On why demand has been the focus in Vancouver and Ontario, despite the problem being more about supply and the regulatory framework governing it:

Demand is absolutely increasing in Vancouver; that’s obvious. You only see a substantial increase in housing prices if there isn’t a commensurate increase in supply. This is because you’ll see more developers building more infill housing and more housing on harder to develop lots. In the long term, as this happens prices go up, but only as much as the cost of building goes up. When there is a substantial increase, this is when supply isn’t nearly matching demand. You can have all the demand increase you want, as long as the market is open enough to provide supply to meet demand.

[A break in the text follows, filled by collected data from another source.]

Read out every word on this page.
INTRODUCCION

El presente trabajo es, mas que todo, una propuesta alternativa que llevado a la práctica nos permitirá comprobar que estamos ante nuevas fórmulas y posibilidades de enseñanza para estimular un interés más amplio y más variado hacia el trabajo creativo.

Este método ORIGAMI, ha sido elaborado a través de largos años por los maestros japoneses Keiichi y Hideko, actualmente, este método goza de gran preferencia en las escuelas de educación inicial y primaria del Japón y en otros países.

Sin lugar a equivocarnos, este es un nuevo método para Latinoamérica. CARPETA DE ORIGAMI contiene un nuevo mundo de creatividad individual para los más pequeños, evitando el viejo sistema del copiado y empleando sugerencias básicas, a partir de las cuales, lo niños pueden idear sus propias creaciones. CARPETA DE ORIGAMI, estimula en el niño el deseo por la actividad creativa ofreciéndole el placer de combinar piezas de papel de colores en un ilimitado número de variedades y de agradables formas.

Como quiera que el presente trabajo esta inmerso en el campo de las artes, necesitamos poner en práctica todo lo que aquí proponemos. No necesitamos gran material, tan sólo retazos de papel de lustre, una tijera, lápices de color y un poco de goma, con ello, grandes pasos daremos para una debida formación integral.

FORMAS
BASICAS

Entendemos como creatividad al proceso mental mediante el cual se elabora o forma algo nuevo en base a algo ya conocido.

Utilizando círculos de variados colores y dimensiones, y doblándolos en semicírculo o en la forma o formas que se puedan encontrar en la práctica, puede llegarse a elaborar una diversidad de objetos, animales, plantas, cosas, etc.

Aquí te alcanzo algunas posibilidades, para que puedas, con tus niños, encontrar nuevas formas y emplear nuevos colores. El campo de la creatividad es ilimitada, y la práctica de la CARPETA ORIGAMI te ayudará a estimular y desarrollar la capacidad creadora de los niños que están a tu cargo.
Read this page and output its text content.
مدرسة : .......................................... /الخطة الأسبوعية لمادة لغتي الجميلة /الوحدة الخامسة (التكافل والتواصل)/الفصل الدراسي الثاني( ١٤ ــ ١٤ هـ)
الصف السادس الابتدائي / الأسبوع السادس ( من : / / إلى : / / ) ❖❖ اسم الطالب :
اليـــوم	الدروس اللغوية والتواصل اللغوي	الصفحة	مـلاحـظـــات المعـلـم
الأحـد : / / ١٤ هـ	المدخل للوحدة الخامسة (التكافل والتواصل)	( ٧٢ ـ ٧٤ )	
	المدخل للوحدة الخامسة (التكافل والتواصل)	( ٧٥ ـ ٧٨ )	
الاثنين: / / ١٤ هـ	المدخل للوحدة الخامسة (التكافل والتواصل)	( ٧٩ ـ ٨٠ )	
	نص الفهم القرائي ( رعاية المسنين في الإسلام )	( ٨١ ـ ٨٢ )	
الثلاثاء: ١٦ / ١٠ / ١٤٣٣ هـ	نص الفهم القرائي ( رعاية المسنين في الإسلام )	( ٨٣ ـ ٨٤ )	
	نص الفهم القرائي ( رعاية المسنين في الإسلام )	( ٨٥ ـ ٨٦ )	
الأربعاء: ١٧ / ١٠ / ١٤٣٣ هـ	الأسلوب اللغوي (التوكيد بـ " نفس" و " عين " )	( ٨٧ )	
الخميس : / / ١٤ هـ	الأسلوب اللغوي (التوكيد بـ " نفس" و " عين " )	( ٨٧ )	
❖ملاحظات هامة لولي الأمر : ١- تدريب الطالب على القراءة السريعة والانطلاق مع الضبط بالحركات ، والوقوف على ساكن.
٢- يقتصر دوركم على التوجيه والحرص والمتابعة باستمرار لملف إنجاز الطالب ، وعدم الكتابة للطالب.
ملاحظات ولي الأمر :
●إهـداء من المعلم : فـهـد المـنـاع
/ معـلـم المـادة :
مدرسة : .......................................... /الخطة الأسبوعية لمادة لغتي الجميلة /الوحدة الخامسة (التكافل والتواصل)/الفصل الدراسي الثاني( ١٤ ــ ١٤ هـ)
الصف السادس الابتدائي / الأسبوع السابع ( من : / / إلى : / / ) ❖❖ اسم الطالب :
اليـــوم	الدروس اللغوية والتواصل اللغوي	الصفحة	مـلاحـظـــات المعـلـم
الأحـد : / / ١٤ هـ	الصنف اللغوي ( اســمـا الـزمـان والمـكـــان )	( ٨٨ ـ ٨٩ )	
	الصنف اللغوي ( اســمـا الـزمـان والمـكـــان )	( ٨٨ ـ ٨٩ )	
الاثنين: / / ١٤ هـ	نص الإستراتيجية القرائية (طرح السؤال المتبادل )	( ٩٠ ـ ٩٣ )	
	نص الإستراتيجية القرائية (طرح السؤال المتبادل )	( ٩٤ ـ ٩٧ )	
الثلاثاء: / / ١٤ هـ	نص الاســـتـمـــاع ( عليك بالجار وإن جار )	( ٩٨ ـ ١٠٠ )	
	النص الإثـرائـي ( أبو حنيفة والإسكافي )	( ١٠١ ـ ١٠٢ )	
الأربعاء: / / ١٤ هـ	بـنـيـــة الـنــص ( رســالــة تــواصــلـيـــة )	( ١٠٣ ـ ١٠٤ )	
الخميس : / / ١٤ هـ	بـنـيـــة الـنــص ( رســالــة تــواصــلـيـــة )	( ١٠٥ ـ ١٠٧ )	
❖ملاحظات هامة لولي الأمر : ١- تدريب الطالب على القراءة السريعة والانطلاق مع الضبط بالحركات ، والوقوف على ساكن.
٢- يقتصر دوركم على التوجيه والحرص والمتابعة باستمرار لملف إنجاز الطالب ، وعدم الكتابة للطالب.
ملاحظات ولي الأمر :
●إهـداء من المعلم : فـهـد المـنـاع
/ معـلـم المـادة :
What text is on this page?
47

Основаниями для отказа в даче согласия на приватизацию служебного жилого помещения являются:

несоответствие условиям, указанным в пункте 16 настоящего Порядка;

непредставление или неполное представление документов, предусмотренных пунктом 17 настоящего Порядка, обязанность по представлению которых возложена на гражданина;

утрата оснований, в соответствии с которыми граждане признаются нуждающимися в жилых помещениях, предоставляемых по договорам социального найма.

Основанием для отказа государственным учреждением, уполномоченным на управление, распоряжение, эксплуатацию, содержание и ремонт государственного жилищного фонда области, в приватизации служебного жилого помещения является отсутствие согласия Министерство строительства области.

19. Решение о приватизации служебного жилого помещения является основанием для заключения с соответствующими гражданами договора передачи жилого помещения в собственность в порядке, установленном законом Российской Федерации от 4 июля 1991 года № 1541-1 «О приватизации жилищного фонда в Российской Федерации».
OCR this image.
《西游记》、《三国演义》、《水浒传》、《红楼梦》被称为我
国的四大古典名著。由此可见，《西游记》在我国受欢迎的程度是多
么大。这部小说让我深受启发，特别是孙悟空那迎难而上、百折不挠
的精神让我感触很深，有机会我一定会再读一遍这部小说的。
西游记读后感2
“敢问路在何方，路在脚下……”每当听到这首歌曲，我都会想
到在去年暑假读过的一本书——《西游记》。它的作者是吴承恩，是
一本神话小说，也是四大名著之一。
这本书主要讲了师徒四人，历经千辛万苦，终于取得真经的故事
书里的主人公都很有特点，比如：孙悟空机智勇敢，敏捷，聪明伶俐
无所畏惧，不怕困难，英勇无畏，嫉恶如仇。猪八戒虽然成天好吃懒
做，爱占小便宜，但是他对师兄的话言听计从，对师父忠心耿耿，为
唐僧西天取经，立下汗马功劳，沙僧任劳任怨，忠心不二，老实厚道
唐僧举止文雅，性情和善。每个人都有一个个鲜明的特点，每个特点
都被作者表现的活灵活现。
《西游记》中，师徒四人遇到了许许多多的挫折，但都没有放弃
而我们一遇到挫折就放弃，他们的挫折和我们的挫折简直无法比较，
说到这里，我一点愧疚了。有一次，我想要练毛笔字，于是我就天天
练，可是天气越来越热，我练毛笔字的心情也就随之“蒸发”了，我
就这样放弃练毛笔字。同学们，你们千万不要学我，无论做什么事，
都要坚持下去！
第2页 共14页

On what cities like Vancouver and Toronto can do to increase supply:

For cities without much land, they can re-zone for slightly higher density. There is a mythical perception of Vancouver that’s all condos, but south of the West End there is tons of broad, open, under-utilized land that can be re-zoned for infill development. Zoning restrictions make this difficult. Even things like laneway housing or gentler increases in density are way too hard to do in Vancouver and Toronto. There is a very high cost to simple zoning.

On how we got here, and what a healthy, functioning municipality looks like:

The politics of restricting zoning supply and increasing costs on new housing are incredibly toxic, and it’s very easy for politicians to fall into this trap. If you’re a councillor or mayor, your voters own homes and have every incentive to want prices to increase. Any new building in their area will dramatically impact the value of their main asset. So, local politicians support development restrictions. In suburban municipalities, you see the “crack cocaine” of development charges for municipal finances. This is a strong incentive to keep tax on existing residences down, and levy charges on those who have not even moved into the area (so those people can’t vote for them). It’s a toxic incentive to keep housing costs high.

On how this plays out for the average consumer:

Whether you’re buying or renting, you will pay a lot more than you need to. In a competitive market you should be paying what it costs to build. Think about the inequality effect: people in poorer areas like Windsor or Niagara, places that have been devastated by recession, who want to come to Vancouver or Toronto for better paying jobs, will be left out, along with their children. Places like San Francisco have been great for social mobility, but that channel is being blocked by high housing prices.